The Night House: A novel

Image of The Night House: A novel
Author(s): 
Release Date: 
October 3, 2023
Publisher/Imprint: 
Knopf
Pages: 
256
Reviewed by: 

“Nesbø’s taken a mischievous left turn into modern mythology and added a substantial seasoning of Edgar Allan Poe.”

Norwegian author Jo Nesbø is best known for his crime novels featuring Inspector Harry Hole; his most recent in that series was published in English in May 2023 as a classic dark police procedural.

However, Nesbø is also a vocalist and writer for a rock band, an author of a children’s book series about a crazy professor, a dabbler in black comedy film, and has retold Macbeth set in 1970 with a police team targeting bikers and drug dealers.

So it should be no surprise that for his second 2023 release in English, Nesbø has gone wildly far from expectations, so that The Night House has been labeled a classic horror novel. In fact, it’s far from classic anything, cutting fresh ground, not always successfully.

Part One offers the miserable life of Richard Elauved, living without joy with an aunt and uncle in a rural town after the death of his parents. Richard offers several advanced forms of meanness: stealing from a popular kid in the class, tormenting a stammerer and an overweight boy, and suddenly framed for the disappearances and/or deaths of both those kids through a horrific demonic presence that seems to relate to the rural town’s buried history.

But the demonic being, Imu Jonasson, targets Richard as well, and begins to invade even the (very very small) corners of his life where Richard may have some (deeply hidden) good motives. This is the presumably classic horror segment of the book—although it’s not as frightening as most contemporary horror and gives the impression of possibly being written for preteens, to mute the terror that’s customary in the genre.

Probably the most frightening moment in Richard’s attempt to convince the adults that he hasn’t killed his two almost friends is offered by the local sheriff, who declares, “I will personally make sure that you, Richard Elauved, are locked away in a very dark, very remote place where no one will ever find you,” if one of the missing kids isn’t located right away. But how can Richard defend against the threat when nobody believes his tale of a demon?

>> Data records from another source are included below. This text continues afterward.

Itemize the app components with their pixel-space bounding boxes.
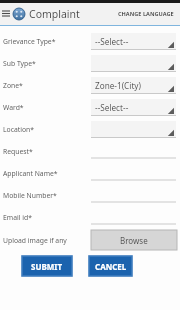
button[interactable] (91, 143, 176, 159)
button[interactable]: CHANGE LANGUAGE (112, 6, 180, 22)
button[interactable]: CANCEL (89, 256, 132, 276)
staticText: Location* (3, 125, 35, 134)
button[interactable]: Open navigation menu (0, 3, 12, 25)
button[interactable]: Browse (91, 230, 177, 250)
staticText: Mobile Number* (3, 191, 57, 200)
staticText: Zone-1(City) (95, 80, 141, 91)
button[interactable]: SUBMIT (22, 256, 72, 276)
staticText: SUBMIT (31, 261, 63, 272)
staticText: CANCEL (95, 261, 127, 272)
staticText: Ward* (3, 103, 24, 112)
staticText: Applicant Name* (3, 169, 58, 178)
staticText: Email id* (3, 213, 32, 222)
staticText: Sub Type* (3, 59, 36, 68)
button[interactable]: Zone-1(City) (91, 77, 176, 94)
staticText: Zone* (3, 81, 23, 90)
button[interactable]: --Select-- (91, 33, 176, 50)
button[interactable]: --Select-- (91, 99, 176, 116)
staticText: Grievance Type* (3, 37, 56, 46)
button[interactable] (91, 209, 176, 225)
button[interactable] (91, 55, 176, 72)
staticText: Complaint (29, 7, 80, 21)
staticText: CHANGE LANGUAGE (118, 10, 174, 18)
staticText: --Select-- (95, 36, 129, 47)
button[interactable] (91, 187, 176, 203)
staticText: Request* (3, 147, 33, 156)
staticText: Upload image if any (3, 236, 67, 245)
staticText: --Select-- (95, 102, 129, 113)
button[interactable] (91, 121, 176, 138)
staticText: Browse (120, 235, 148, 246)
button[interactable] (91, 165, 176, 181)
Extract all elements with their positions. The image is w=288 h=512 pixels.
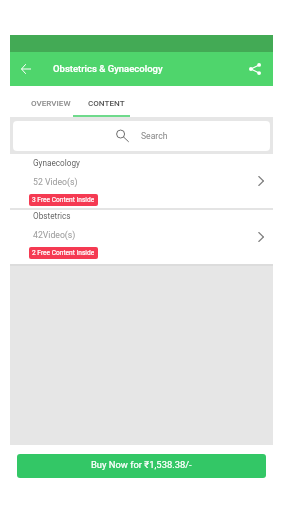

Soon a scene resembling Hitchcock’s The Birds arrives, substituting red-eyed cicadas instead, and Richard becomes an insect killer. Which may or may not relate to his own character—hard to tell whether it’s an act of murder to swat a bug while exploring a haunted house.

All this adds up to what might be an early draft of a spooky novel for preteens, and poor Richard ends up getting his apparent just deserts (and more scary threats from adults) as Part One wraps up.

Then, as if the book were actually a modernist drama, Part Two turns the plot inside out. And Part Three twists it into a Moebius strip of threats from authority figures.

In other words, Nesbø’s book is not only entirely “other than” when compared to his Harry Hole crime series—it could have been written by some other person, for some other reason. There is no way for a reader to “solve” any portion or predict any subsequent one, and the finale suggests the author’s been teasing, all the way along.

The best way to read this Norwegian (not quite horror) novel is to assume all of it is meant to tease the reader—and that may in fact be the case. If so, Nesbø’s taken a mischievous left turn into modern mythology and added a substantial seasoning of Edgar Allan Poe. Reader, beware: Assume your leg is being pulled (or ground up in a sausage grinder), and buckle up for a most peculiar ride.